Chicago native Till was visiting Mississippi in 1955 when, on a dare, he asked a white woman at a convenience store to go on a date with him. When her husband, Roy Bryant, found out, he and a relative kidnapped Till and beat him. Three days later, the boy's disfigured body was found in a river. The two men went on trial for murder and were found not guilty by an all-white jury, according to the History Channel. A month later, they confessed in the press — but couldn't be punished at that point.

The case helped set off the civil rights movement and later inspired the bill, which became law in 2008. It called in its text for a "sustained, well-coordinated, and well-funded effort to investigate and prosecute racially motivated murders that occurred on or before December 31, 1969." According to the Clarion-Ledger, as a result the FBI looked into more than 120 civil rights cases, which resulted in one conviction — a former state trooper who killed voting rights activist Jimmie Lee Jackson.

The law's funding is set to run out next year, and the Justice Department claims it's finished, but activists say their work isn't over.

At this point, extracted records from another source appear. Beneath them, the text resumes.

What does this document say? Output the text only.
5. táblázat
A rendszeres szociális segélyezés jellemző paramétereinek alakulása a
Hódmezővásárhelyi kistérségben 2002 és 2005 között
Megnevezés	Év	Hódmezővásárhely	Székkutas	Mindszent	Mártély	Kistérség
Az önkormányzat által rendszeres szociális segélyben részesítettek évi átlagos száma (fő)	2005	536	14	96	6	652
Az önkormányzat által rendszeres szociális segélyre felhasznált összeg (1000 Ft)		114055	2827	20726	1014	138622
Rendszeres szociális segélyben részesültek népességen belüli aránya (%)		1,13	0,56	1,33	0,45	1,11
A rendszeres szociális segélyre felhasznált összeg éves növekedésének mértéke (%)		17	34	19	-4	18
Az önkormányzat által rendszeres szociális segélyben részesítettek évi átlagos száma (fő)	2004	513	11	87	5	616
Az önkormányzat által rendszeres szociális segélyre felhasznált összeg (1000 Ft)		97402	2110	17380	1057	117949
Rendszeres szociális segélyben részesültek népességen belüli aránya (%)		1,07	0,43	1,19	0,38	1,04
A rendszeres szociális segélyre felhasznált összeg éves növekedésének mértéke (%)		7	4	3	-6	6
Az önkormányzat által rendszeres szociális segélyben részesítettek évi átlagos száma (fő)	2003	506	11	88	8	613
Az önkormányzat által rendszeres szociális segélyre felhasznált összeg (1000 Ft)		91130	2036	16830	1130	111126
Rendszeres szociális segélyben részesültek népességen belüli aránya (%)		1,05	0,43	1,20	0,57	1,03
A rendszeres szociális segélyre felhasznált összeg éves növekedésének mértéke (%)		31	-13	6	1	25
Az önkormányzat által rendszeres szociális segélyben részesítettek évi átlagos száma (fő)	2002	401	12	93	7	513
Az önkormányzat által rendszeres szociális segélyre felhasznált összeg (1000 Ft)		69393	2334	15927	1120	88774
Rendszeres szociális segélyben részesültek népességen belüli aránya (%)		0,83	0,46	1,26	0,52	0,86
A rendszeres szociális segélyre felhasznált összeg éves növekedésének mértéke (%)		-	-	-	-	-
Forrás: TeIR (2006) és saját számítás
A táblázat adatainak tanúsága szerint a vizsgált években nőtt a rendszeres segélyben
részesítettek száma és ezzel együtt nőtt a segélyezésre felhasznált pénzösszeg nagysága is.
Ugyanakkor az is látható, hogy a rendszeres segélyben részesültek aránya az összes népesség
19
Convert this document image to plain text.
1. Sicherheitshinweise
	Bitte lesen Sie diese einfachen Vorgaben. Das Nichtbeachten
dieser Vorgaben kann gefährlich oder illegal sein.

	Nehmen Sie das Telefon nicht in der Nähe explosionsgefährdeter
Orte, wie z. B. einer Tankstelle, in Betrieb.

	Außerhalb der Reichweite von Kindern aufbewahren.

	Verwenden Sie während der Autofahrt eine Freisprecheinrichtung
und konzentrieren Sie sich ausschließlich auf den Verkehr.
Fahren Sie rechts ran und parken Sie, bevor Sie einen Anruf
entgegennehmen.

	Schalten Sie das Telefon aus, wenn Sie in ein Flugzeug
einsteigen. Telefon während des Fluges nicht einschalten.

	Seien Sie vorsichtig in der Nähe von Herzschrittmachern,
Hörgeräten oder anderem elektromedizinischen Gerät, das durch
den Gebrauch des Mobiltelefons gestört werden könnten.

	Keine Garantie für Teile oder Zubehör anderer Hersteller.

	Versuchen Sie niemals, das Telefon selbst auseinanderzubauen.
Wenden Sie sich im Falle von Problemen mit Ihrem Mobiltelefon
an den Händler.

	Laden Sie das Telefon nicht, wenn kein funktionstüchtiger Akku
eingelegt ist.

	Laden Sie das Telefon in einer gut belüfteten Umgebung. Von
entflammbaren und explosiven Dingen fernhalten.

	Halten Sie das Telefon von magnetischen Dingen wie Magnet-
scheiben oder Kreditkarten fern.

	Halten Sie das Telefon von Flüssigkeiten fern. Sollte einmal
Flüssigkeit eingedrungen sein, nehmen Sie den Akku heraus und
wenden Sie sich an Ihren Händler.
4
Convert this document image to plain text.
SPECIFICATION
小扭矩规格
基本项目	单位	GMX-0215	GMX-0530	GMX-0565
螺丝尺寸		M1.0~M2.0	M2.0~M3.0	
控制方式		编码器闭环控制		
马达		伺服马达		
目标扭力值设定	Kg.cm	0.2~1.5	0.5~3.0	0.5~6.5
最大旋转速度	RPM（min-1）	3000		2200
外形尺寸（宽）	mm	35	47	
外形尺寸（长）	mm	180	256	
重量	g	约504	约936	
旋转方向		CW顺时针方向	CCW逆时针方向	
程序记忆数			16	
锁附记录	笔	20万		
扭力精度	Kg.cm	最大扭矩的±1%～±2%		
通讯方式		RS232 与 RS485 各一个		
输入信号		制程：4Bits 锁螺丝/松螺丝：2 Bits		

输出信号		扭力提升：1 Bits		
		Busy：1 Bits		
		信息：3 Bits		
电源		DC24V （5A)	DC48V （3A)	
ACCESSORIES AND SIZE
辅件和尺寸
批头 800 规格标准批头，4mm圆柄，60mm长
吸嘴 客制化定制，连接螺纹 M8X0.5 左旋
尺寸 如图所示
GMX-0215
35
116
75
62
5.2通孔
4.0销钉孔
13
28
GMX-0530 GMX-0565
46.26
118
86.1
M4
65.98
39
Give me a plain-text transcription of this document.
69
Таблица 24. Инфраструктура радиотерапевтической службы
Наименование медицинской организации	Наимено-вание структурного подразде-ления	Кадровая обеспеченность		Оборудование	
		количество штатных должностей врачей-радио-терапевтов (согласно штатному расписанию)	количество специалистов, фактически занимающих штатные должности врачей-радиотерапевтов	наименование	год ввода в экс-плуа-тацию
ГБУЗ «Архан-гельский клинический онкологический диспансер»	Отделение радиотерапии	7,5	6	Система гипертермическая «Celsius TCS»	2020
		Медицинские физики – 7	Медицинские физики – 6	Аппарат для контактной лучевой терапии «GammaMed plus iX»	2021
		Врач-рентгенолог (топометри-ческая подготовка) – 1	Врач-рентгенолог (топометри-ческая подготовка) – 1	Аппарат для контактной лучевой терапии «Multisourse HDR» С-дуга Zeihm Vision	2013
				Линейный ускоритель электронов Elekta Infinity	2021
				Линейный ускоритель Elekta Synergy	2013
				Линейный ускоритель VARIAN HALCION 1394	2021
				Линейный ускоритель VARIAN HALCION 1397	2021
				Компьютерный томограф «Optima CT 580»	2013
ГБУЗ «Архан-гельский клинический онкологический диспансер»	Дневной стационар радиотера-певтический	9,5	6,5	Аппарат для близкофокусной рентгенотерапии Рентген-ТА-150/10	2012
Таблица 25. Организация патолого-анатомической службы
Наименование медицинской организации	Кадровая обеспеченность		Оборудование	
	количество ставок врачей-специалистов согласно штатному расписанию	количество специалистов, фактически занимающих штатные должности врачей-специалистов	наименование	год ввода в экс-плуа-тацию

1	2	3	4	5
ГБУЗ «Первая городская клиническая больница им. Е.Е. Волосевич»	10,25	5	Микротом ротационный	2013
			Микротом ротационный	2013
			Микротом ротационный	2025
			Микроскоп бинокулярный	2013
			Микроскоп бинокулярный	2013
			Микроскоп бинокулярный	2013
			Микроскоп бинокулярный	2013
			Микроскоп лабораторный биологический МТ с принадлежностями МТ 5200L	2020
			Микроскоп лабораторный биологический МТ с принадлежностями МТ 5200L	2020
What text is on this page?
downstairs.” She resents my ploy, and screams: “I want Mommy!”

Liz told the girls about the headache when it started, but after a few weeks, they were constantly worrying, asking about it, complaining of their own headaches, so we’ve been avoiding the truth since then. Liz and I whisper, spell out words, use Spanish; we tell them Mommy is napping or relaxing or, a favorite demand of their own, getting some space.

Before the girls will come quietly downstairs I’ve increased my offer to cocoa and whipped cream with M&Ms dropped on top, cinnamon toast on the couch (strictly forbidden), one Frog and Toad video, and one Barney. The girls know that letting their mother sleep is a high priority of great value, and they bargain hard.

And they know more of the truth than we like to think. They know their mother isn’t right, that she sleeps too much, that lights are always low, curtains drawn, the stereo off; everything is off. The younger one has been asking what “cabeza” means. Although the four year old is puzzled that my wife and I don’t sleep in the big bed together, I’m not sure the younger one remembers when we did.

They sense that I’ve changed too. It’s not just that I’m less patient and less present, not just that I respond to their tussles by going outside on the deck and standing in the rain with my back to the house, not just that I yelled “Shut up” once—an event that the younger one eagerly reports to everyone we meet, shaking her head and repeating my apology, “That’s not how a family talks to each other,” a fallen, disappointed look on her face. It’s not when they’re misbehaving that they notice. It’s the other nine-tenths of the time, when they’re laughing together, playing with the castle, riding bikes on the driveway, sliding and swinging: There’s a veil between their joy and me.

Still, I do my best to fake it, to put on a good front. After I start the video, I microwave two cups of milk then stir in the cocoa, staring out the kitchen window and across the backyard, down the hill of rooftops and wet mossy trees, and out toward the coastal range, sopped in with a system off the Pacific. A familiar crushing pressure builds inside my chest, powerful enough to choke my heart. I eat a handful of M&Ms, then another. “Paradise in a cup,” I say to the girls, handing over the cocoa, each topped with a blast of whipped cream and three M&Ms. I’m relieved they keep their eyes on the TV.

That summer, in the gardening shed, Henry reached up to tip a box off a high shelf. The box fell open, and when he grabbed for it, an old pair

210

The new version of the Till bill takes out the stipulation that the cases must have occurred before 1970, sets up a task force, extends funding and makes it easier to request case files.

"Racial justice remains an imperative for U.S. society," Janis McDonald, the co-director of the Cold Case Justice Initiative at Syracuse University.

The bill is supported by Sens. Richard Burr, R-N.C., Claire McCaskill, D-Mo., Patrick Leahy, D-Vt., and Roy Blunt, R-Mo., as well as Reps. John Lewis, D-Ga., Jim Sensenbrenner, R-Wisc., according to a news release.